I first saw this with some older family members who bought GICs in the 1980s. In the first half of the 1980s, inflation averaged 7.5% per year and 5-year GICs paid an average of 13% per year. These family members just spent their interest payments and felt secure that they weren’t eating into their principal. Of course, their principal was eroding at an alarming rate.
In the 5 years starting in 1980, the purchasing power of their savings dropped by 30%. So much for feeling good about not having touched their principal. The real shock came when they renewed their GICs at much lower interest rates. Not only did the interest payments drop dramatically, but the prices of everything they had to buy had gone up considerably.
Another good example of principal erosion was discussed by Canadian Capitalist in his review of BMO’s covered-call bank ETF with ticker ZWB. The first year dividend was 9.2%! Combine this with the perception that Canadian banks are safe made this a popular ETF.

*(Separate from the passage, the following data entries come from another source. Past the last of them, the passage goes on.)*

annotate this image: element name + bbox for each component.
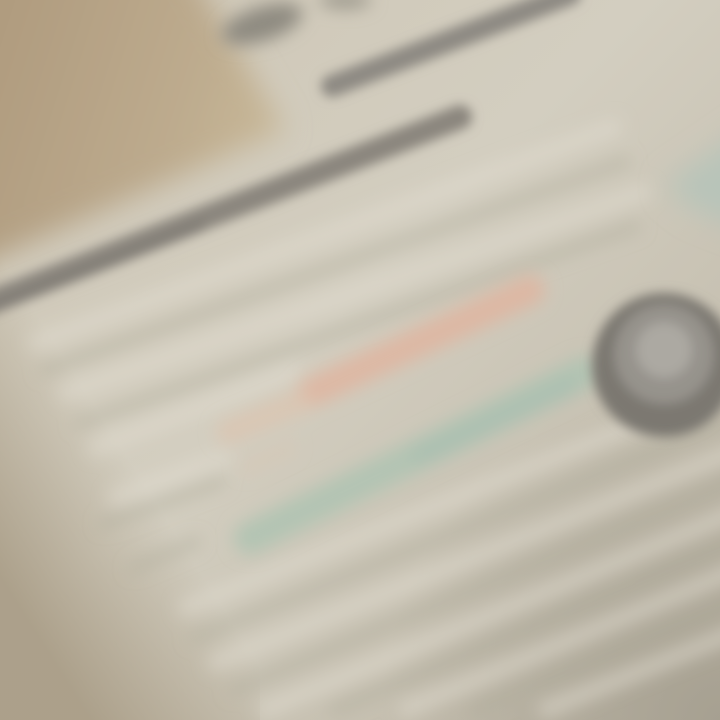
- bottom left vignette: [0, 250, 260, 720]
- green highlighted band: [250, 372, 585, 538]
- small object at top: [217, 0, 371, 53]
- bottom right vignette: [380, 380, 720, 720]
- teal corner at right edge: [665, 120, 720, 235]
- tan desk surface: [0, 0, 285, 300]
- long pen: [0, 117, 460, 320]
- paper lines: diagonal light and shadow stripes: [30, 125, 720, 712]
- pink highlighted band: [228, 290, 530, 468]
- magnifier ring: [592, 293, 720, 437]
- short pen: [332, 0, 570, 86]
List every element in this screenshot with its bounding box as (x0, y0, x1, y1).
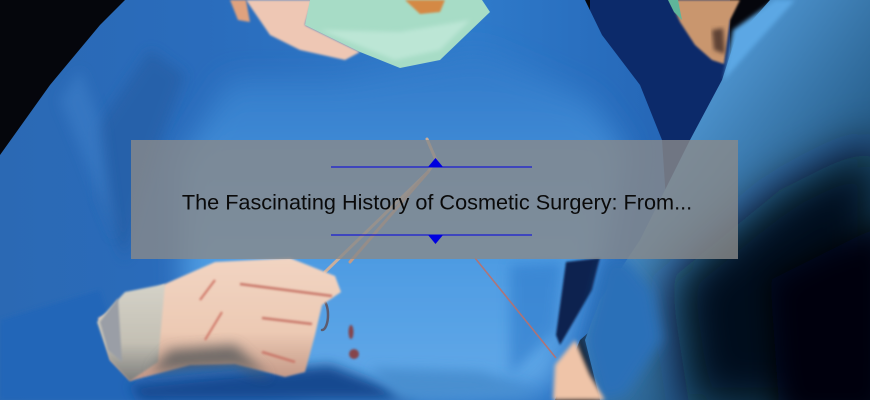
finger shadows and blood (240, 284, 332, 362)
top divider with upward triangle (331, 158, 532, 168)
patient at bottom right (553, 340, 605, 400)
dark gap between figures (556, 258, 600, 345)
suture thread (475, 258, 556, 358)
assistant gown, right foreground (585, 0, 870, 400)
translucent title panel (131, 140, 738, 259)
assistant at upper right: face (668, 0, 740, 64)
glove cuff (97, 284, 165, 381)
bottom divider with downward triangle (331, 234, 532, 244)
patient skin at neck (230, 0, 360, 60)
title text: The Fascinating History of Cosmetic Surgery: From... (182, 190, 692, 214)
surgical mask (305, 0, 490, 68)
blood marks on gown (348, 325, 359, 359)
forceps (322, 139, 436, 330)
gloved hand (97, 258, 341, 381)
surgeon gown, central figure (0, 0, 670, 400)
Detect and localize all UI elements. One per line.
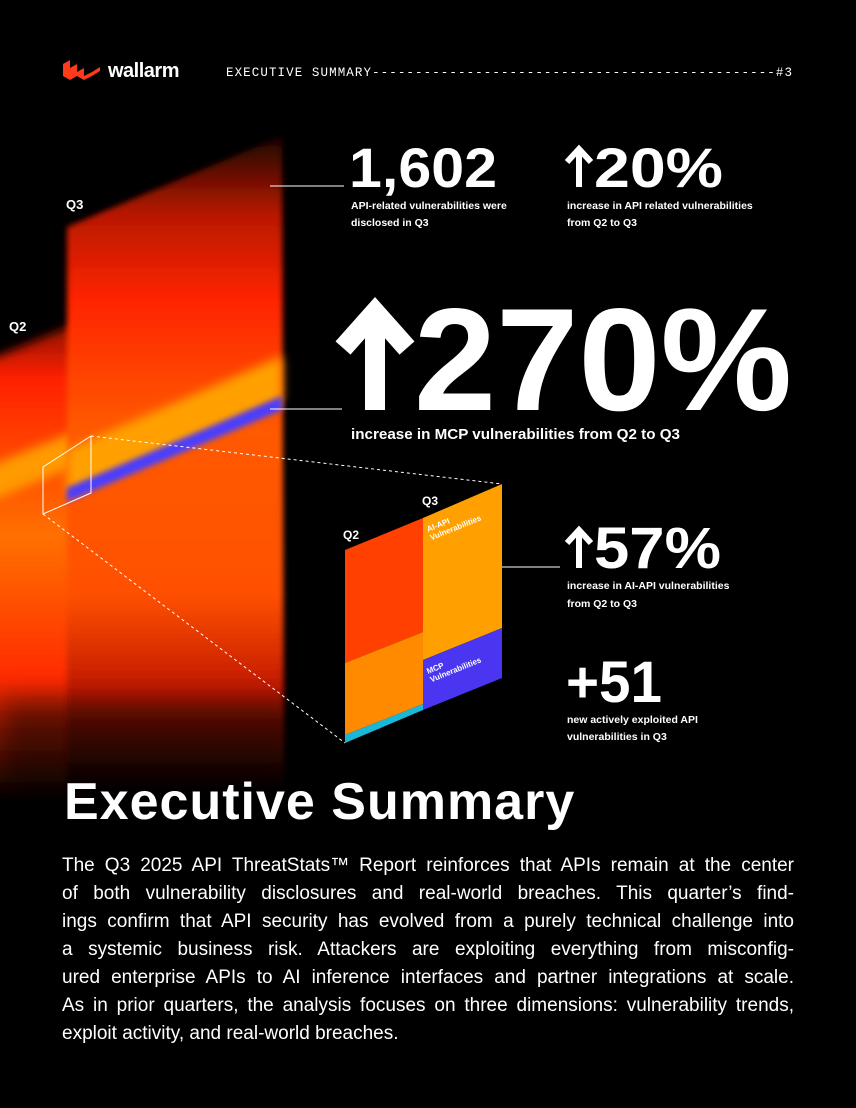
stat 270%: 270% (414, 278, 792, 441)
body text: ings confirm that API security has evolved from a purely technical challenge into (62, 911, 794, 932)
label Q2: Q2 (9, 319, 26, 334)
stat 1602: disclosed in Q3 (351, 217, 429, 229)
logo: wallarm (107, 60, 179, 82)
small chart: Vulnerabilities (429, 655, 483, 684)
stat 1602: API-related vulnerabilities were (351, 200, 507, 212)
body text: of both vulnerability disclosures and real-world breaches. This quarter’s find- (62, 883, 794, 904)
body text: The Q3 2025 API ThreatStats™ Report reinforces that APIs remain at the center (62, 855, 794, 876)
stat 20%: from Q2 to Q3 (567, 217, 637, 229)
stat 1602 (349, 136, 507, 229)
small chart: MCP (425, 661, 446, 676)
connector lines (270, 186, 560, 567)
header label: EXECUTIVE SUMMARY-----------------------------------------------#3 (226, 66, 792, 80)
stat 20%: increase in API related vulnerabilities (567, 200, 753, 212)
body text: a systemic business risk. Attackers are exploiting everything from misconfig- (62, 939, 794, 960)
main graphic (0, 136, 792, 798)
body text: ured enterprise APIs to AI inference interfaces and partner integrations at scale. (62, 967, 794, 988)
stat 1602: 1,602 (349, 136, 497, 199)
stat 57%: 57% (594, 516, 721, 581)
stat 57%: from Q2 to Q3 (567, 598, 637, 610)
stat +51: new actively exploited API (567, 714, 698, 726)
body text (62, 855, 794, 1044)
small chart: AI-API (425, 517, 451, 534)
title: Executive Summary (64, 773, 575, 831)
stat 270%: increase in MCP vulnerabilities from Q2 to Q3 (351, 427, 680, 443)
body text: exploit activity, and real-world breaches. (62, 1023, 399, 1044)
small chart: Q3 (422, 494, 438, 508)
label Q3: Q3 (66, 197, 83, 212)
stat 57%: increase in AI-API vulnerabilities (567, 580, 730, 592)
Q2 plane (0, 318, 90, 800)
stat +51 (566, 650, 698, 743)
Q3 plane (0, 136, 300, 820)
body text: As in prior quarters, the analysis focuses on three dimensions: vulnerability trends, (62, 995, 794, 1016)
zoom box (43, 436, 502, 743)
stat +51: vulnerabilities in Q3 (567, 731, 667, 743)
logo (63, 60, 179, 82)
small chart: Q2 (343, 528, 359, 542)
stat 57% (567, 516, 730, 610)
small chart: Vulnerabilities (429, 513, 483, 542)
small chart (343, 484, 502, 743)
stat 20% (567, 136, 753, 229)
stat +51: +51 (566, 650, 662, 715)
header (63, 60, 792, 82)
stat 20%: 20% (594, 136, 723, 199)
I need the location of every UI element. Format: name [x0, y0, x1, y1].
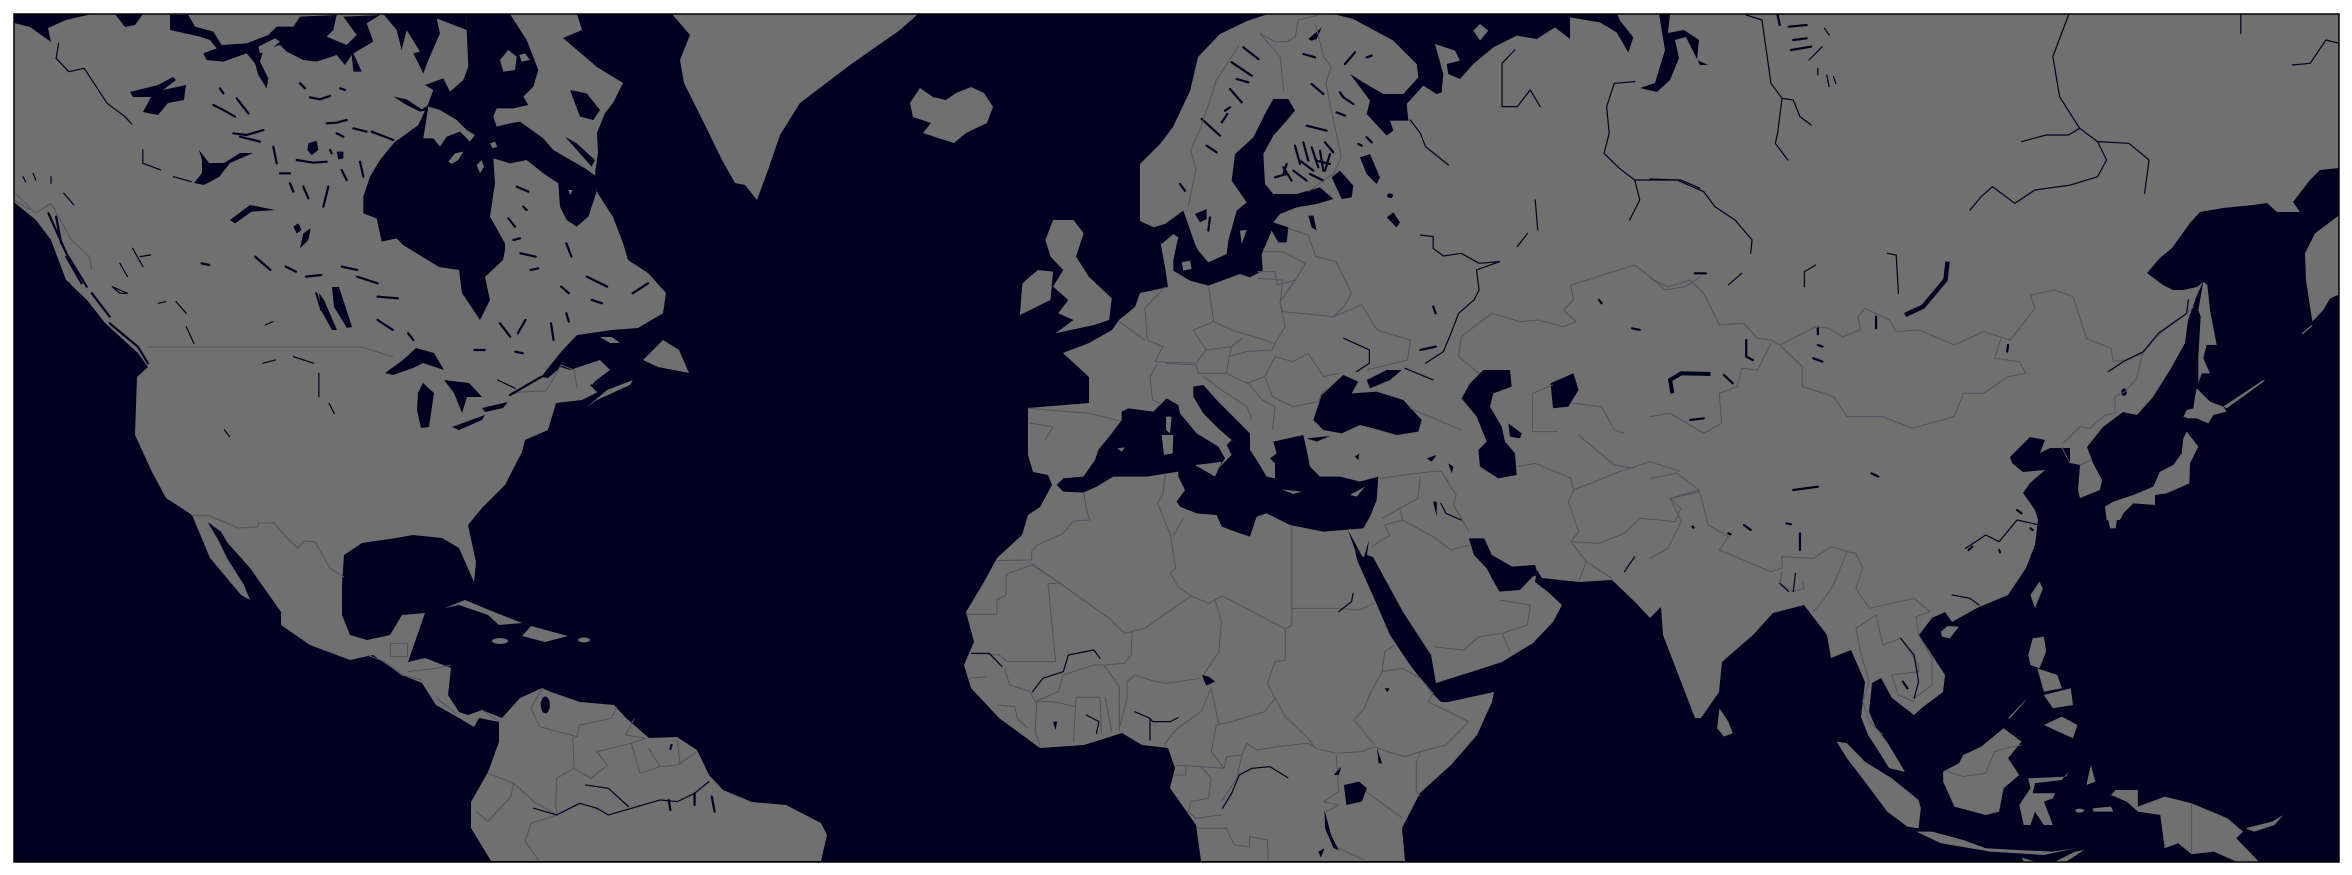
water: Canadian Arctic, Foxe Basin and Hudson Bay — [170, 14, 600, 320]
rivers and lakes: Siberia and central Asia — [1650, 15, 2339, 433]
landmass: Britain and Ireland — [1020, 220, 1112, 333]
landmass: Eurasia and Africa — [964, 14, 2339, 861]
water: Arctic channels of Canada — [14, 14, 143, 42]
landmass: Greenland — [672, 14, 918, 200]
lakes: North America — [130, 77, 508, 430]
rivers and small lakes: southern Canada and United States — [56, 43, 648, 437]
water: Barents, White and Kara seas, Baltic Sea and Scandinavian lakes — [1153, 12, 1633, 286]
borders and rivers: Central and South America — [208, 522, 715, 862]
borders and rivers: Africa and Middle East — [966, 435, 1700, 862]
landmass: Taiwan and Southeast Asia islands — [1717, 513, 2283, 862]
borders: North America — [148, 347, 577, 577]
water: Persian Gulf — [1469, 538, 1538, 592]
landmass: Iceland — [910, 87, 993, 143]
borders and lakes: South and East Asia — [1650, 473, 2192, 854]
landmass: Atlantic Canada islands — [582, 337, 689, 407]
Caribbean islands — [445, 600, 590, 644]
lakes: northern Canada and Quebec — [213, 83, 573, 248]
borders and rivers: Europe — [1028, 15, 1700, 440]
landmass: Sakhalin, Kamchatka, Hokkaido, Honshu and Kuril islands — [2062, 213, 2342, 520]
water: Gulf of St Lawrence — [542, 313, 663, 392]
landmass: Arctic and Hudson Bay islands — [258, 38, 530, 173]
water: Aral Sea — [1551, 373, 1579, 408]
landmass: the Americas — [14, 14, 827, 861]
rivers and lakes: Alaska panhandle and British Columbia fjords — [14, 173, 148, 363]
water: Gulf of Ob — [1640, 14, 1708, 92]
water: Mediterranean, Black, Azov and Caspian seas — [1057, 370, 1522, 537]
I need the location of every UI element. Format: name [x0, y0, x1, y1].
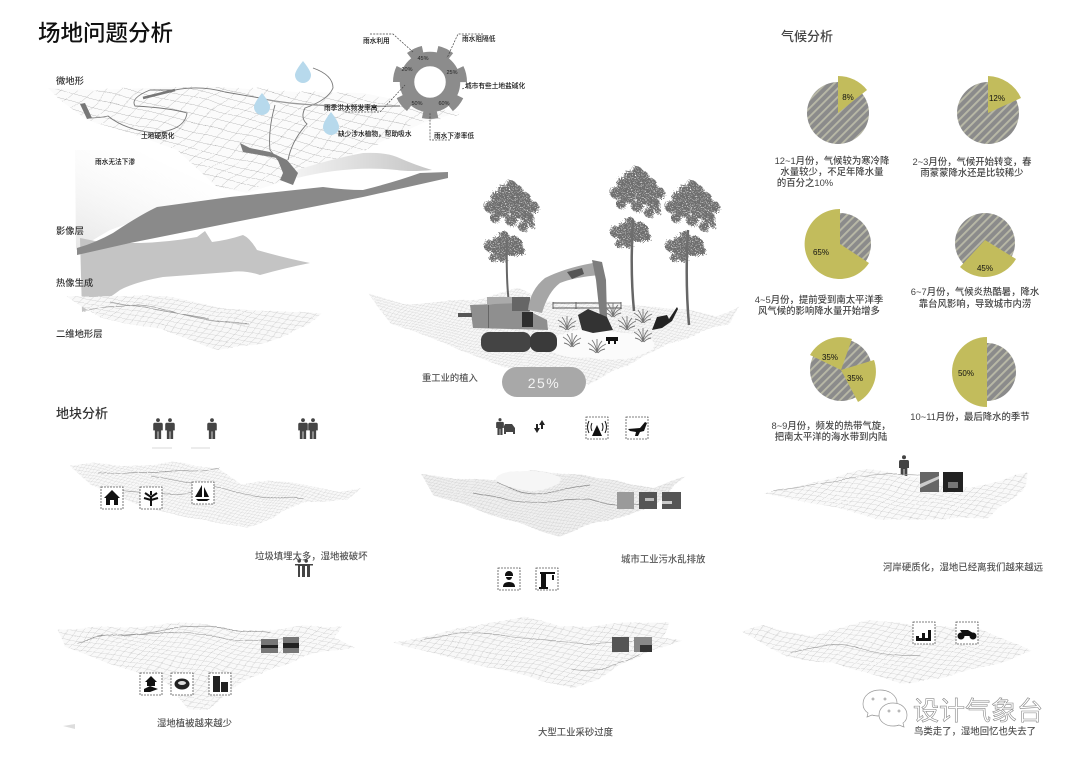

However, this dividend is essentially digging into principal. We can see this by comparing ZWB to another ETF (whose ticker is ZEB) that invests in Canadian bank stocks but just pays the regular dividends from the bank shares. In fact, ZEB outperformed ZWB when we add principal and dividends. ZWB investors have the illusion that their principal is untouched because they still have the same number of shares, but in fact if they have been spending the dividends, they are spending their principal.
The lesson here is that it is no good to think of your principal in terms of absolute dollars or in terms of number of shares. You have to think in terms of purchasing power. If your principal is not keeping up with inflation, then you are spending it.